At the same time, we are rumored to see three new iPhones, possibly also new iPads, and perhaps also new Apple Watches before the end of the year. These are still just rumors but they’re not the only ones: it’s also possible that we’ll see new iMacs, a new Mac mini, and hopefully at least a glimpse of the promised Mac Pro.
Even if we get a fraction of these, it’s going to be a busy year for Apple. It’s easy to assume this is why it has been spending more on research and development but it doesn’t appear to be true.
While Apple’s earnings have spiked with clear and notable rises in the Christmas periods over the last many years, R&D has just quietly gone about its business.
You can see two spikes around the first quarters of 2017 and 2018. But, they’re not big and they are both eclipsed by the steady rise that continued after them.
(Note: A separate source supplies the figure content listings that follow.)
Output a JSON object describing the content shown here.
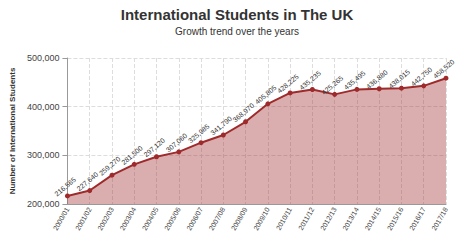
{
  "chart_data": {
    "type": "line",
    "title": "International Students in The UK",
    "subtitle": "Growth trend over the years",
    "y_label": "Number of International Students",
    "categories": [
      "2000/01",
      "2001/02",
      "2002/03",
      "2003/04",
      "2004/05",
      "2005/06",
      "2006/07",
      "2007/08",
      "2008/09",
      "2009/10",
      "2010/11",
      "2011/12",
      "2012/13",
      "2013/14",
      "2014/15",
      "2015/16",
      "2016/17",
      "2017/18"
    ],
    "values": [
      216565,
      227640,
      259270,
      281500,
      297120,
      307060,
      325985,
      341790,
      368970,
      405805,
      428225,
      435235,
      425265,
      435495,
      436880,
      438015,
      442750,
      458520
    ],
    "value_labels": [
      "216,565",
      "227,640",
      "259,270",
      "281,500",
      "297,120",
      "307,060",
      "325,985",
      "341,790",
      "368,970",
      "405,805",
      "428,225",
      "435,235",
      "425,265",
      "435,495",
      "436,880",
      "438,015",
      "442,750",
      "458,520"
    ],
    "color": "#9e2a2b",
    "ylim": [
      200000,
      500000
    ],
    "yticks": [
      {
        "value": 200000,
        "label": "200,000"
      },
      {
        "value": 300000,
        "label": "300,000"
      },
      {
        "value": 400000,
        "label": "400,000"
      },
      {
        "value": 500000,
        "label": "500,000"
      }
    ],
    "grid": true,
    "data_labels": true,
    "marker": "circle"
  }
}
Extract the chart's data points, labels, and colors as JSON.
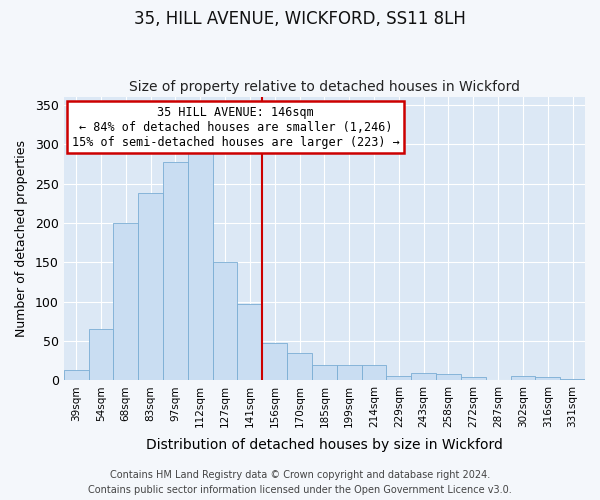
{
  "title": "35, HILL AVENUE, WICKFORD, SS11 8LH",
  "subtitle": "Size of property relative to detached houses in Wickford",
  "xlabel": "Distribution of detached houses by size in Wickford",
  "ylabel": "Number of detached properties",
  "categories": [
    "39sqm",
    "54sqm",
    "68sqm",
    "83sqm",
    "97sqm",
    "112sqm",
    "127sqm",
    "141sqm",
    "156sqm",
    "170sqm",
    "185sqm",
    "199sqm",
    "214sqm",
    "229sqm",
    "243sqm",
    "258sqm",
    "272sqm",
    "287sqm",
    "302sqm",
    "316sqm",
    "331sqm"
  ],
  "values": [
    13,
    65,
    200,
    238,
    278,
    290,
    150,
    97,
    48,
    35,
    19,
    20,
    20,
    5,
    9,
    8,
    4,
    0,
    5,
    4,
    2
  ],
  "bar_color": "#c9ddf2",
  "bar_edge_color": "#7aadd4",
  "vline_color": "#cc0000",
  "annotation_title": "35 HILL AVENUE: 146sqm",
  "annotation_line1": "← 84% of detached houses are smaller (1,246)",
  "annotation_line2": "15% of semi-detached houses are larger (223) →",
  "annotation_box_facecolor": "#ffffff",
  "annotation_box_edgecolor": "#cc0000",
  "ylim": [
    0,
    360
  ],
  "yticks": [
    0,
    50,
    100,
    150,
    200,
    250,
    300,
    350
  ],
  "axes_facecolor": "#dce8f5",
  "fig_facecolor": "#f4f7fb",
  "grid_color": "#ffffff",
  "footer_line1": "Contains HM Land Registry data © Crown copyright and database right 2024.",
  "footer_line2": "Contains public sector information licensed under the Open Government Licence v3.0.",
  "title_fontsize": 12,
  "subtitle_fontsize": 10,
  "xlabel_fontsize": 10,
  "ylabel_fontsize": 9,
  "footer_fontsize": 7
}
Given the industry, it’s not a surprise that Apple treads R&D seriously. So it’s also not a surprise that it would be awarded more funds when those funds are available. What is a surprise is that almost every single one of Apple’s major competitors spends more and sometimes much more than it does.
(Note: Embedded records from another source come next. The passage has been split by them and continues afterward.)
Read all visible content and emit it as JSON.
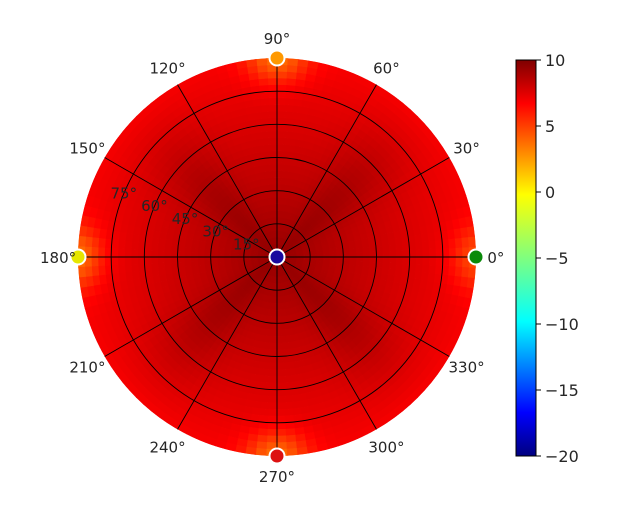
{
  "chart_data": {
    "type": "heatmap",
    "projection": "polar",
    "angular_axis": {
      "ticks": [
        0,
        30,
        60,
        90,
        120,
        150,
        180,
        210,
        240,
        270,
        300,
        330
      ],
      "tick_labels": [
        "0°",
        "30°",
        "60°",
        "90°",
        "120°",
        "150°",
        "180°",
        "210°",
        "240°",
        "270°",
        "300°",
        "330°"
      ]
    },
    "radial_axis": {
      "ticks": [
        15,
        30,
        45,
        60,
        75,
        90
      ],
      "tick_labels": [
        "15°",
        "30°",
        "45°",
        "60°",
        "75°"
      ],
      "range": [
        0,
        90
      ]
    },
    "grid": true,
    "colorbar": {
      "colormap": "jet",
      "range": [
        -20,
        10
      ],
      "ticks": [
        10,
        5,
        0,
        -5,
        -10,
        -15,
        -20
      ],
      "tick_labels": [
        "10",
        "5",
        "0",
        "−5",
        "−10",
        "−15",
        "−20"
      ],
      "placement": "right"
    },
    "field": {
      "description_values": "approximate value of the shaded field in colorbar units",
      "center_value": 9.5,
      "edge_value": 6.5,
      "diagonal_ridge_value": 7.5,
      "cardinal_edge_hotspots": [
        {
          "azimuth": 0,
          "value": 4.0
        },
        {
          "azimuth": 90,
          "value": 3.0
        },
        {
          "azimuth": 180,
          "value": 3.0
        },
        {
          "azimuth": 270,
          "value": 3.0
        }
      ]
    },
    "markers": [
      {
        "azimuth": 0,
        "elevation_offset": 90,
        "value": -5,
        "color": "#0a8a0a"
      },
      {
        "azimuth": 90,
        "elevation_offset": 90,
        "value": 3,
        "color": "#ff9900"
      },
      {
        "azimuth": 180,
        "elevation_offset": 90,
        "value": 0,
        "color": "#e6e600"
      },
      {
        "azimuth": 270,
        "elevation_offset": 90,
        "value": 8,
        "color": "#dd1111"
      },
      {
        "azimuth": 0,
        "elevation_offset": 0,
        "value": -20,
        "color": "#1a0a9e"
      }
    ]
  }
}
Bernstein Research, a firm that claims to have been ranked first for “Best Knowledge of US Companies and Industries for 14 Straight Years” thinks Apple is doing it wrong.
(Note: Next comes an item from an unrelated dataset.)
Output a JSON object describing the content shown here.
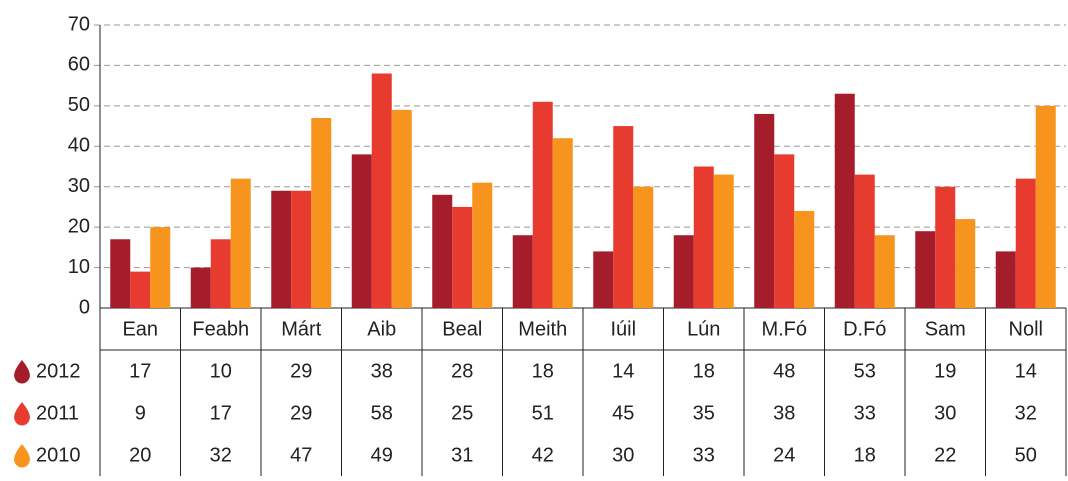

In a Bernstein analysis reported on by financial site Barrons, Analyst Toni Sacconaghi says: “While Apple’s current R&D spending is large, our benchmarking analysis suggests that Apple appears to still be underspending on R&D today, perhaps by a factor of 2x.”
There is some backing to the analysis. “We examined Apple and the next 25 largest tech companies,” he continued, “and found a somewhat strong correlation between R&D as a percent of revenue and gross margin.”
Speaking before this week’s results, he said Bernstein estimated that Apple spent 5.1 percent of its revenue on R&D which is less than its rivals. “Apple could double its R&D and be relatively inline with peers”.
Back in April in a report specifically about US technology firms, Recode reported that Amazon spent $22.6 billion on R&D last year, up 41 percent from 2016. The same data said Google’s Alphabet spent $16.6B.
Then, Intel had spent $13.1B and Microsoft $12.3B. For the same period, Statista.com reports that Samsung spent $12.7 billion.
None of these companies are having the kind of earnings reports that Apple continues to have.
Previously Apple has underspent on R&D compared to every competitor but the fact that it’s matched Samsung this time is likely to again to be down to how much money it has to invest. Apple treats R&D seriously —but it famously hasn’t thrown money at it.
In 1998, Steve Jobs told Fortune magazine: “Innovation has nothing to do with how many R&D dollars you have.”
“When Apple came up with the Mac, IBM was spending at least 100 times more on R&D,” added Jobs. “It’s not about money. It’s about the people you have, how you’re led, and how much you get it.”
Apple’s research and development spending not only does not peak when a new product is imminent, it doesn’t dip during the quiet times. It just keeps on funding whatever Apple’s working on, at any given moment.
That’s the driving force here, the need to spend what needs to be spent in order to achieve whatever product Apple is working on. The company clearly won’t double its R&D spend because an analyst says everyone else is. And so far, Apple’s approach is working well for it and has been for those 40 quarters.